Gibbs Free Energy (\(\Delta G\)) is a concept in thermodynamics that helps us determine the spontaneity of a reaction. It reflects the balance of enthalpy (heat content) and entropy (disorder) at constant temperature and pressure.
This quantity tells us whether a reaction will proceed on its own without any external energy input.

• If \(\Delta G < 0\), the reaction is spontaneous and will proceed forward.
• If \(\Delta G = 0\), the reaction is at equilibrium, with no net change.
• If \(\Delta G > 0\), the reaction is non-spontaneous as written.

In our problem, we used the relationship \(\Delta G^{\circ} = \Delta H^{\circ} - T \Delta S^{\circ}\). Calculating \(\Delta G^{\circ}\) enabled us to find the equilibrium constant, giving us insight into the reaction's favorability.

Enthalpy and Entropy

Enthalpy (\(\Delta H\)) and Entropy (\(\Delta S\)) are two fundamental concepts in thermodynamics helping describe the energy landscape of chemical reactions.
Enthalpy refers to the total heat content in a system and reflects the energy needed to break and form bonds during a reaction.

• A positive \(\Delta H\) means the reaction absorbs energy (endothermic).
• A negative \(\Delta H\) indicates the release of energy (exothermic).

Entropy, on the other hand, measures the degree of randomness or disorder in a system.
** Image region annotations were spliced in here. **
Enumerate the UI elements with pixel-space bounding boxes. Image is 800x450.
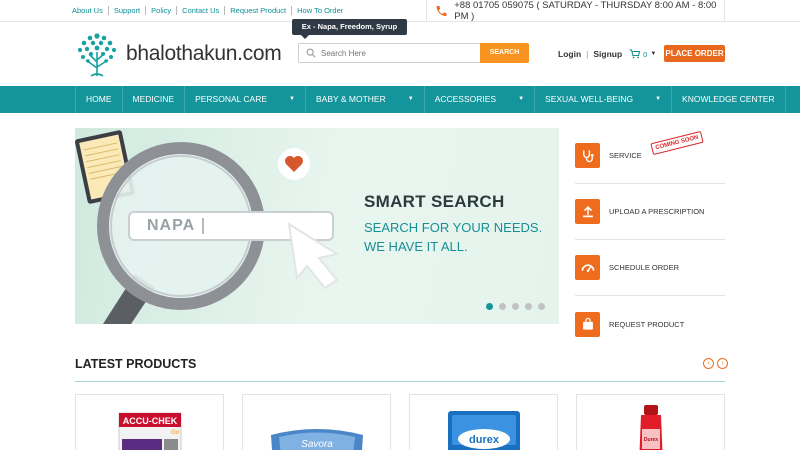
section-divider — [75, 381, 725, 382]
site-logo[interactable]: bhalothakun.com — [74, 30, 282, 78]
product-card[interactable]: ACCU-CHEK Go — [75, 394, 224, 450]
hotline-text: +88 01705 059075 ( SATURDAY - THURSDAY 8… — [454, 0, 717, 22]
service-label: SERVICE — [609, 151, 642, 160]
service-item-upload-prescription[interactable]: UPLOAD A PRESCRIPTION — [575, 184, 725, 240]
chevron-down-icon: ▼ — [655, 96, 662, 102]
policy-link[interactable]: Policy — [146, 6, 178, 15]
cart-count: 0 — [643, 49, 648, 59]
phone-icon — [436, 6, 447, 16]
banner-subtitle-line: SEARCH FOR YOUR NEEDS. — [364, 220, 543, 235]
product-image: Savora — [271, 429, 363, 450]
about-us-link[interactable]: About Us — [72, 6, 109, 15]
cart-button[interactable]: 0 ▼ — [629, 49, 656, 59]
product-image: ACCU-CHEK Go — [118, 412, 182, 450]
nav-item-label: KNOWLEDGE CENTER — [682, 94, 775, 104]
product-card[interactable]: Durex — [576, 394, 725, 450]
shopping-bag-icon — [575, 311, 600, 337]
product-brand: Savora — [301, 439, 333, 450]
services-panel: SERVICE COMING SOON UPLOAD A PRESCRIPTIO… — [575, 128, 725, 352]
nav-item-medicine[interactable]: MEDICINE — [121, 86, 185, 113]
carousel-dot[interactable] — [538, 303, 545, 310]
brand-name: bhalothakun.com — [126, 42, 282, 65]
product-brand: durex — [469, 434, 500, 446]
service-label: REQUEST PRODUCT — [609, 319, 685, 329]
stethoscope-icon — [575, 143, 600, 168]
search-bar: SEARCH — [298, 43, 529, 63]
service-label: UPLOAD A PRESCRIPTION — [609, 207, 705, 216]
nav-item-knowledge-center[interactable]: KNOWLEDGE CENTER — [671, 86, 786, 113]
chevron-right-icon[interactable]: › — [717, 358, 728, 369]
nav-item-accessories[interactable]: ACCESSORIES ▼ — [423, 86, 534, 113]
carousel-dot[interactable] — [499, 303, 506, 310]
coming-soon-badge: COMING SOON — [650, 130, 704, 156]
upload-icon — [575, 199, 600, 224]
nav-item-personal-care[interactable]: PERSONAL CARE ▼ — [184, 86, 305, 113]
product-sub: Go — [171, 430, 180, 436]
search-tooltip: Ex - Napa, Freedom, Syrup — [292, 19, 407, 39]
nav-item-baby-mother[interactable]: BABY & MOTHER ▼ — [304, 86, 424, 113]
product-image: Durex — [639, 405, 663, 450]
nav-item-label: BABY & MOTHER — [315, 94, 386, 104]
service-item-schedule-order[interactable]: SCHEDULE ORDER — [575, 240, 725, 296]
chevron-down-icon: ▼ — [407, 96, 414, 102]
request-product-link[interactable]: Request Product — [225, 6, 293, 15]
carousel-dot[interactable] — [525, 303, 532, 310]
banner-search-text: NAPA — [147, 217, 196, 234]
banner-subtitle: SEARCH FOR YOUR NEEDS. WE HAVE IT ALL. — [364, 218, 554, 256]
nav-item-label: HOME — [86, 94, 112, 104]
chevron-down-icon: ▼ — [518, 96, 525, 102]
nav-item-label: MEDICINE — [132, 94, 175, 104]
account-links: Login | Signup 0 ▼ — [558, 49, 656, 59]
signup-link[interactable]: Signup — [593, 49, 622, 59]
hotline: +88 01705 059075 ( SATURDAY - THURSDAY 8… — [426, 0, 725, 22]
gauge-icon — [575, 255, 600, 280]
product-image: durex — [448, 411, 520, 450]
search-input[interactable] — [321, 48, 481, 58]
hero-banner[interactable]: NAPA SMART SEARCH SEARCH FOR YOUR NEEDS.… — [75, 128, 559, 324]
nav-item-label: SEXUAL WELL-BEING — [545, 94, 634, 104]
carousel-dot[interactable] — [512, 303, 519, 310]
tree-logo-icon — [77, 33, 117, 77]
carousel-dot[interactable] — [486, 303, 493, 310]
section-title: LATEST PRODUCTS — [75, 357, 197, 371]
carousel-arrows: ‹ › — [700, 358, 728, 369]
cart-icon — [629, 49, 641, 59]
top-links: About Us Support Policy Contact Us Reque… — [72, 6, 348, 15]
product-brand: Durex — [644, 437, 658, 443]
product-card[interactable]: durex — [409, 394, 558, 450]
chevron-left-icon[interactable]: ‹ — [703, 358, 714, 369]
nav-item-home[interactable]: HOME — [75, 86, 122, 113]
login-link[interactable]: Login — [558, 49, 581, 59]
search-icon — [306, 48, 316, 58]
banner-title: SMART SEARCH — [364, 192, 505, 211]
search-button[interactable]: SEARCH — [480, 43, 529, 63]
banner-subtitle-line: WE HAVE IT ALL. — [364, 239, 468, 254]
place-order-button[interactable]: PLACE ORDER — [664, 45, 725, 62]
service-label: SCHEDULE ORDER — [609, 263, 680, 272]
product-card[interactable]: Savora — [242, 394, 391, 450]
product-brand: ACCU-CHEK — [123, 416, 178, 426]
chevron-down-icon: ▼ — [650, 51, 657, 57]
nav-item-sexual-well-being[interactable]: SEXUAL WELL-BEING ▼ — [534, 86, 671, 113]
how-to-order-link[interactable]: How To Order — [292, 6, 348, 15]
contact-us-link[interactable]: Contact Us — [177, 6, 226, 15]
chevron-down-icon: ▼ — [289, 96, 295, 102]
support-link[interactable]: Support — [109, 6, 147, 15]
nav-item-label: ACCESSORIES — [434, 94, 497, 104]
carousel-dots — [486, 303, 551, 310]
service-item-service[interactable]: SERVICE COMING SOON — [575, 128, 725, 184]
nav-item-label: PERSONAL CARE — [195, 94, 268, 104]
main-nav: HOME MEDICINE PERSONAL CARE ▼ BABY & MOTH… — [0, 86, 800, 113]
divider: | — [586, 49, 589, 59]
service-item-request-product[interactable]: REQUEST PRODUCT — [575, 296, 725, 352]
• A positive \(\Delta S\) reflects an increase in disorder.
• A negative \(\Delta S\) suggests a decrease in disorder.

In our exercise, \(\Delta H^{\circ} = 150\)cal/mol indicates some heat absorption, while \(\Delta S^{\circ} = 4.4\)cal/mol/K suggests an increase in disorder. These values help inform the calculation of \(\Delta G^{\circ}\) and determine the equilibrium position of the reaction.